Habitualmente, as crianças recebem presentes nas festas natalinas em quase todos os países, onde até as famílias mais pobres tratam de mimoseá-las de alguma maneira. Porém, há milhões de crianças no mundo que não têm esse privilégio, porque são obrigadas a migrar para salvar suas vidas ou buscar um futuro melhor.

Acompanhados de seus pais ou sós, são menores expulsos de seu lugar de origem pela violência, conflitos armados, desastres naturais, a fome e a miséria ou aspiram a uma vida melhor, sonho esquivo e, às vezes, irrealizável.

Informações do Fundo das Nações Unidas para a Infância UNICEF revelam que um de dez menores no mundo vive numa região de confrontos armados e mais de 400 milhões vivem em condições de extrema pobreza.

Em sua viagem a um hipotético mundo melhor podemos vê-los pelos quatro cantos do mundo: pequenos palestinos, rohingyas, europeus do leste, africanos ou latino-americanos, entre muitos outros, são expulsos de suas terras por diferentes motivos. Independentemente qual for, antes de tudo, são crianças que precisam de atenção e têm direitos.

Durante o trajeto enfrentam grandes dificuldades e muitas vezes morrem, como demonstram os corpos sem vida que se acham no fundo do Mar Mediterrâneo, desertos africanos ou nos áridos terrenos na fronteira sul dos Estados Unidos.

Igualmente, podem ser vítimas de traficantes, e escravos da exploração sexual ou de trabalho.

Carecem de acesso à educação e à saúde. Dezenas de milhares morreram em acampamentos insalubres por falta de atendimento ou de medicamentos apropriados.

Recentemente, o Escritório do Alto Comissariado da ONU para os Refugiados ACNUR revelou que de 12 mil crianças entulhadas em várias ilhas gregas, só um por cento frequentam a escola.

Durante a grande crise migratória desencadeada no Mediterrâneo, a Grécia virou um dos pontos de acesso à Europa e, ao menos, 35 mil pessoas ficaram encalhadas lá, das quais 12 mil são menores de idade.

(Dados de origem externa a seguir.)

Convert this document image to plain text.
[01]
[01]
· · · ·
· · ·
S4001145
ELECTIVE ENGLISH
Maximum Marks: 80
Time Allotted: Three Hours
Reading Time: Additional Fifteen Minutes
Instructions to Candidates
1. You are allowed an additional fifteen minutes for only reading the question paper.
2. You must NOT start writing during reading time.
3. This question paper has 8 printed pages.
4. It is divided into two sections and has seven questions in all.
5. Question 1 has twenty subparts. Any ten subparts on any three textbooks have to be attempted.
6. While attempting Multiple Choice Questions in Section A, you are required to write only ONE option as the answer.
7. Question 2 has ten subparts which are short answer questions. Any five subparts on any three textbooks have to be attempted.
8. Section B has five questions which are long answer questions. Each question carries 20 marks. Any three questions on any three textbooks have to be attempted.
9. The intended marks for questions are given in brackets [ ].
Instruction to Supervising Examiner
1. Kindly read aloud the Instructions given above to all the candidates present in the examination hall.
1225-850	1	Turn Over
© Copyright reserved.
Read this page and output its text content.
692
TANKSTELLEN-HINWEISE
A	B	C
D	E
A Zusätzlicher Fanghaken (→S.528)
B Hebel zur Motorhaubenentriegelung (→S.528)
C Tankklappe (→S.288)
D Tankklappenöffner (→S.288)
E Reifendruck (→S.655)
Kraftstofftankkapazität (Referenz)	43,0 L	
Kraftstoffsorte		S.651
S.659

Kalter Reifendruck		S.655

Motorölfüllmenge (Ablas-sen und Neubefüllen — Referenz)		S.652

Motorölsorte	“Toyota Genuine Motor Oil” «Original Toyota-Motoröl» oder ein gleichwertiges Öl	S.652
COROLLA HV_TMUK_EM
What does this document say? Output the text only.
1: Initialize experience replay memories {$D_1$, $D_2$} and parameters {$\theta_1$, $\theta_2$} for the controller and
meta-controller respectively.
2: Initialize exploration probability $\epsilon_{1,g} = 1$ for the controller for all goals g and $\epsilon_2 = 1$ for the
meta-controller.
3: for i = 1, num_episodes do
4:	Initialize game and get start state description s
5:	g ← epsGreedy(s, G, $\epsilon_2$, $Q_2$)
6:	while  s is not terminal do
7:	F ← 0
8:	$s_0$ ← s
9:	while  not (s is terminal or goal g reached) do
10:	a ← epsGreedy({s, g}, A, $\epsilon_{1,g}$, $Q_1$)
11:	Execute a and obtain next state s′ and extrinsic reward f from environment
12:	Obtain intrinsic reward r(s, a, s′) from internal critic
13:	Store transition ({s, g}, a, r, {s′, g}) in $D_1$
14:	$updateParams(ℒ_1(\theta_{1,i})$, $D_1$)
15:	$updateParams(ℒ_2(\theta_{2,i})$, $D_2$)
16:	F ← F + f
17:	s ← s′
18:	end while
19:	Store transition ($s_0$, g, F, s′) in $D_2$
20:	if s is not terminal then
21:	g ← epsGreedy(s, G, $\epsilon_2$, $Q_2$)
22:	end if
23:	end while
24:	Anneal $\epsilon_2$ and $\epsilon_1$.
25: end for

Já no caso das crianças latino-americanas, chegar aos Estados Unidos não significa o fim de seus sofrimentos, é apenas o começo de outros mais atrozes.

Lá, são separadas de suas famílias, fechadas em campos de internação, ou enjauladas, sem acesso a conselheiros legais, submetidas a julgamento num idioma que não entendem e expulsas sem dó. Pior, o governo de Donald Trump perdeu a pista de 2.500 menores, extraviados nessa maquinação judicial e carcerária e simplesmente não sabe onde estão.

As sequelas que deixarão esses maus tratos nas crianças que migram podem ser permanentes: medo, insegurança, pesadelos, falta de concentração, tristeza, rejeição e agressividade.

E não é para menos: roubaram sua infância e comprometeram seu futuro; muitas foram tratadas com hostilidade ou violência e fazem com que se sintam culpadas de buscarem seu lugar num mundo cruel, incompreensível e, em ocasiões, desumano.